Юрий Пиляр - Люди остаются людьми
Он заставляет себя улыбнуться — ну, надо же улыбнуться близкому родственнику, воскресшему из мертвых, ведь он искренне рад, что я воскрес! — он улыбается, но его жалкая, насильственная улыбка лишь подчеркивает всю безутешность его отцовского горя.
Пользуясь листочком-указателем Петра Николаевича, я быстро нахожу станцию метро «Новокузнецкая», беру в кассе билет и снова погружаюсь в блеск и великолепие Московского метрополитена.
Прошлое и настоящее, явь и сон — все перемешивается во мне. Мама жива — это главное, я чувствовал, что мама жива. А племянника Андрюшки, Андрея, больше нет. Где-то неподалеку от Инвалидного рынка, в общежитии речного техникума, живет моя сестра Катя. Она есть. Она думает, что меня нет, что я тоже убит, но я есть…
Я очень волнуюсь. Мама жива. Она, как и была, на Севере. Она есть, мама. И я есть… И я очень волнуюсь: сейчас после пятилетней разлуки я увижу родную сестру.
2Все бегут. И я бегу. Все спешат. Я тоже спешу. Я выхожу вместе со всеми из теплого метро на мороз и поворачиваю за угол серого каменного здания.
Какие-то темные деревянные дома, сугробы в переулках и тупичках, еще поворот — здесь должен быть Инвалидный рынок («Почему Инвалидный? И почему рынок, а не базар?»), — я взглядываю на слой листочек со стрелками и бегу дальше.
Какие-то палатки, длинные столы под навесами, мочалки. Какие-то метелки, сушеные грибы на ниточках, толчея. Заиндевевшие кочаны капусты, семечки в стакане, картошка, ругань женщин. Я проношусь мимо и попадаю на прямую белую улочку. Здесь где-то должна быть чайная, мой последний ориентир по листочку. Если я найду чайную — найду и общежитие: они где-то по соседству.
— Простите, не скажете, где чайная? — спрашиваю я на ходу старушку, медленно плывущую по улочке.
Старушка, не оборачиваясь, плавным жестом показывает направо, я бегу направо, и действительно здесь чайная.

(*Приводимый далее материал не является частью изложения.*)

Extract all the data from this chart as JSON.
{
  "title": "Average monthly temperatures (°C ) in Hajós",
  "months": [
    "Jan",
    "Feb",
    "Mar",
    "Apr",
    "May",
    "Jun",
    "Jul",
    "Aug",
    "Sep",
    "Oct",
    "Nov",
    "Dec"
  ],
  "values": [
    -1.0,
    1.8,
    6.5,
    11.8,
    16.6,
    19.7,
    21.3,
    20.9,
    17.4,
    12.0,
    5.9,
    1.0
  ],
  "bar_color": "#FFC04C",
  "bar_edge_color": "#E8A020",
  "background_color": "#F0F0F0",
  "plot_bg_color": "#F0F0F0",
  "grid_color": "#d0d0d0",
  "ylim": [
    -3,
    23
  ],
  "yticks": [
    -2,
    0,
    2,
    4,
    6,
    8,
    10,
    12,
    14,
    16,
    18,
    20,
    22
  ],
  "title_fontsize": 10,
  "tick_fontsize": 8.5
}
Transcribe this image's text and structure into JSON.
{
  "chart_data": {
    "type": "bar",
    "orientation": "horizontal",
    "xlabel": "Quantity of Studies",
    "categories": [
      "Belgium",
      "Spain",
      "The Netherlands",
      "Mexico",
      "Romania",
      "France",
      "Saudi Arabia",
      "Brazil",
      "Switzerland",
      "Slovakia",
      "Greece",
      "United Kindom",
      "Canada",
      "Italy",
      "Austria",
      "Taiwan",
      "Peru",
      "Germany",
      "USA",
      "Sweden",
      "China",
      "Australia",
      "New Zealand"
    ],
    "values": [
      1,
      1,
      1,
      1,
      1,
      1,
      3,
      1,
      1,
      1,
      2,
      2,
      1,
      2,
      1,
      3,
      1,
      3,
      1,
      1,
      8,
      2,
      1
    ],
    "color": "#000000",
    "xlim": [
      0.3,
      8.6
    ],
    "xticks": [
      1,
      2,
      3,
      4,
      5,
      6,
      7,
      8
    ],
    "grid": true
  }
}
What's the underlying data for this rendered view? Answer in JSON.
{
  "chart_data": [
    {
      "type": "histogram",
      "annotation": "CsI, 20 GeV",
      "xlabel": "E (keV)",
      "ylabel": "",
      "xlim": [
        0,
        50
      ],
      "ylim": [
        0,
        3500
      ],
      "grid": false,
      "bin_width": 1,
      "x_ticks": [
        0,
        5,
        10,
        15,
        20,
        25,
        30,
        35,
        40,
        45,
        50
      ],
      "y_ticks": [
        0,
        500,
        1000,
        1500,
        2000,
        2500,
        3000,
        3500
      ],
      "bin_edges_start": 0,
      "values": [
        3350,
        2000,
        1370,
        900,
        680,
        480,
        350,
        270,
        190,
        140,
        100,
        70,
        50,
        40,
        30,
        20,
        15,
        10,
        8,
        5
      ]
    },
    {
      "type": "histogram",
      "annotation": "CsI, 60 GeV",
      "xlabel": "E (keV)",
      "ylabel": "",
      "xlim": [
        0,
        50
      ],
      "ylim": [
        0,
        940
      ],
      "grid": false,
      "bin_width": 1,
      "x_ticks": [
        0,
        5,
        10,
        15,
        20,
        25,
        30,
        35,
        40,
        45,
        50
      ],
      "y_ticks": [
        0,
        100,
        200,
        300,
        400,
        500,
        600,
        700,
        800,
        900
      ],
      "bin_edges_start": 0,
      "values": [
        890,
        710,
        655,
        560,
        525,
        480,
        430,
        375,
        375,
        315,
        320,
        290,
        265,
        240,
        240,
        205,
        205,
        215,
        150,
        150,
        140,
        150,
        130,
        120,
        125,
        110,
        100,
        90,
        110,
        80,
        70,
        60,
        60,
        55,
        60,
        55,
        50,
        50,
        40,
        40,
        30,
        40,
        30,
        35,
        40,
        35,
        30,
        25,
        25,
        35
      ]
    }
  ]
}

Мне говорят, что общежитие речного техникума — через дорогу, за забором, но надо пройти в конец улочки, с той стороны калитка.
Я возвращаюсь на улочку — старушка все плывет, худенькая, в черном долгополом пальто и с авоськой, — я обгоняю ее, отыскиваю калитку и захожу внутрь.
Двухэтажный, с обвалившейся штукатуркой дом, слева — груда бревен и ветхий сарай. Какая-то пожилая женщина выносит ведро с помоями.
— Кудрявцевы здесь живут?
— Здесь. Второй этаж…
Я поднимаюсь по шатким ступеням и вдруг вижу с лестничной площадки в окно старушку, входящую через калитку во двор. Все так же тихохонько, словно доходяга, плывет она в своем черном, чуть не до пят пальто, и авоська ее с кочешком капусты плывет, едва не касаясь земли. Я всматриваюсь в лицо старушки и узнаю сестру.
Полно, говорю я себе, это не Катя. Кате — сколько же ей теперь? Кате сорок один год, она не старушка…
Я сбегаю вниз, распахиваю дверь, я сграбастываю сестру в охапку, я прячу нос в воротник ее вытертого, пахнущего домом и милым моим детством пальто…
Ничего не было. Ни окружения, ни Маутхаузена, ни стрелков. Все хорошо теперь. Все, как прежде: и этот светлый, отделанный под орех комод, этот коврик на полу, это старенькое пианино, эта знакомая, в пятнышках туши, чертежная доска Петра Николаевича. Я проснулся и лежу на кушетке, на которой спал когда-то в Рыбинске. Я наконец проснулся, и какое мне дело до тех страшных снов: штрафной команды, лесоповала, былого отчаяния? Прошлого нет. Времени тоже нет. Есть только настоящее, вот эта минута, и я в ней, лежащий на знакомой кушетке под знакомым одеялом.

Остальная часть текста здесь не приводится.